Manfred originally set a Feb. 28 deadline for preserving opening day on March 31.
After 16 1/2 hours of bargaining in Jupiter, Florida, that began Feb. 28 and ended at 2:30 a.m. the following morning produced progress, Manfred extended that deadline to 5 p.m. the following day.
Talks broke down, and Manfred announced the first two series for each team during the season had been canceled. Negotiators returned to New York and resumed bargaining on Sunday.
While it appears there is no chance opening day could take place as originally schedule, MLB told the union that Tuesday was the last possible day to reach an agreement that would allow a modified 162-game schedule, along with full salary and service time needed to reach free agency for players.
MLB on Tuesday offered a tax threshold starting at $230 million and rising to $242 million, a person familiar with the proposal said, confirming a move first reported by The Athletic.
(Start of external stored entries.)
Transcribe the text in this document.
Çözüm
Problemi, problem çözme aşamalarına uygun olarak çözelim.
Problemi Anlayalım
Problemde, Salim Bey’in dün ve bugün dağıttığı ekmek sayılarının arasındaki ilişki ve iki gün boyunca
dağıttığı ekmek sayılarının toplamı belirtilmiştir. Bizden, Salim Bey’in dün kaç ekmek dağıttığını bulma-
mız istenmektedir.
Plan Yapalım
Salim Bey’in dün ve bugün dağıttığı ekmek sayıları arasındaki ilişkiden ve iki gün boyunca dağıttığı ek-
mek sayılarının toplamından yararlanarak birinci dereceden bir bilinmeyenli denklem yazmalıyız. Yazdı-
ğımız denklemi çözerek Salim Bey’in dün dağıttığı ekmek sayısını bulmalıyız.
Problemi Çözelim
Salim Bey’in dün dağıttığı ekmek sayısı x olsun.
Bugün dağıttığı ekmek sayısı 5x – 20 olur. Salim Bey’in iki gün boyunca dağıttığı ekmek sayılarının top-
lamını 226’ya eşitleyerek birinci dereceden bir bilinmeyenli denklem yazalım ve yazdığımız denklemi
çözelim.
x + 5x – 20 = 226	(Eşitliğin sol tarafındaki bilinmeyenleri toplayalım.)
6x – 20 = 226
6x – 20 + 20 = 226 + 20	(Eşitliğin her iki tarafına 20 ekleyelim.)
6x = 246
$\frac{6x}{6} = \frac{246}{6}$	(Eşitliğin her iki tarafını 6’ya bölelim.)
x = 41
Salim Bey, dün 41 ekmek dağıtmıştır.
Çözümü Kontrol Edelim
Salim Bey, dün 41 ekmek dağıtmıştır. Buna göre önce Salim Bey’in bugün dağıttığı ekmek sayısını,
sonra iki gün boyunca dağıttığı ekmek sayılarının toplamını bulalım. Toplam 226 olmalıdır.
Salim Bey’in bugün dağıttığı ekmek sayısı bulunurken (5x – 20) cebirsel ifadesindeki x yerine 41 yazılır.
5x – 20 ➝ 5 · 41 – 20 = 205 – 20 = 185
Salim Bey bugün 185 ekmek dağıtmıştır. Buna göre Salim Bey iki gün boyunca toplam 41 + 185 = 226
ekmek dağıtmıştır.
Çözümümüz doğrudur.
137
The person, speaking to The Associated Press on condition of anonymity because no public statements were authorized, said management’s proposal contained tougher penalties at a higher payroll level than in the expired agreement.
The union began the week at $238 million for this year, rising to $263 million in 2026.
The union entered Monday asking for an $80 million bonus pool for this year and MLB was at $30 million. MLB offered a $700,000 minimum salary and the union asked for $725,000.
There were greater differences in the final four seasons of the proposed five-year deal. The union’s proposed figure for 2026 was $263 million at the start of the week.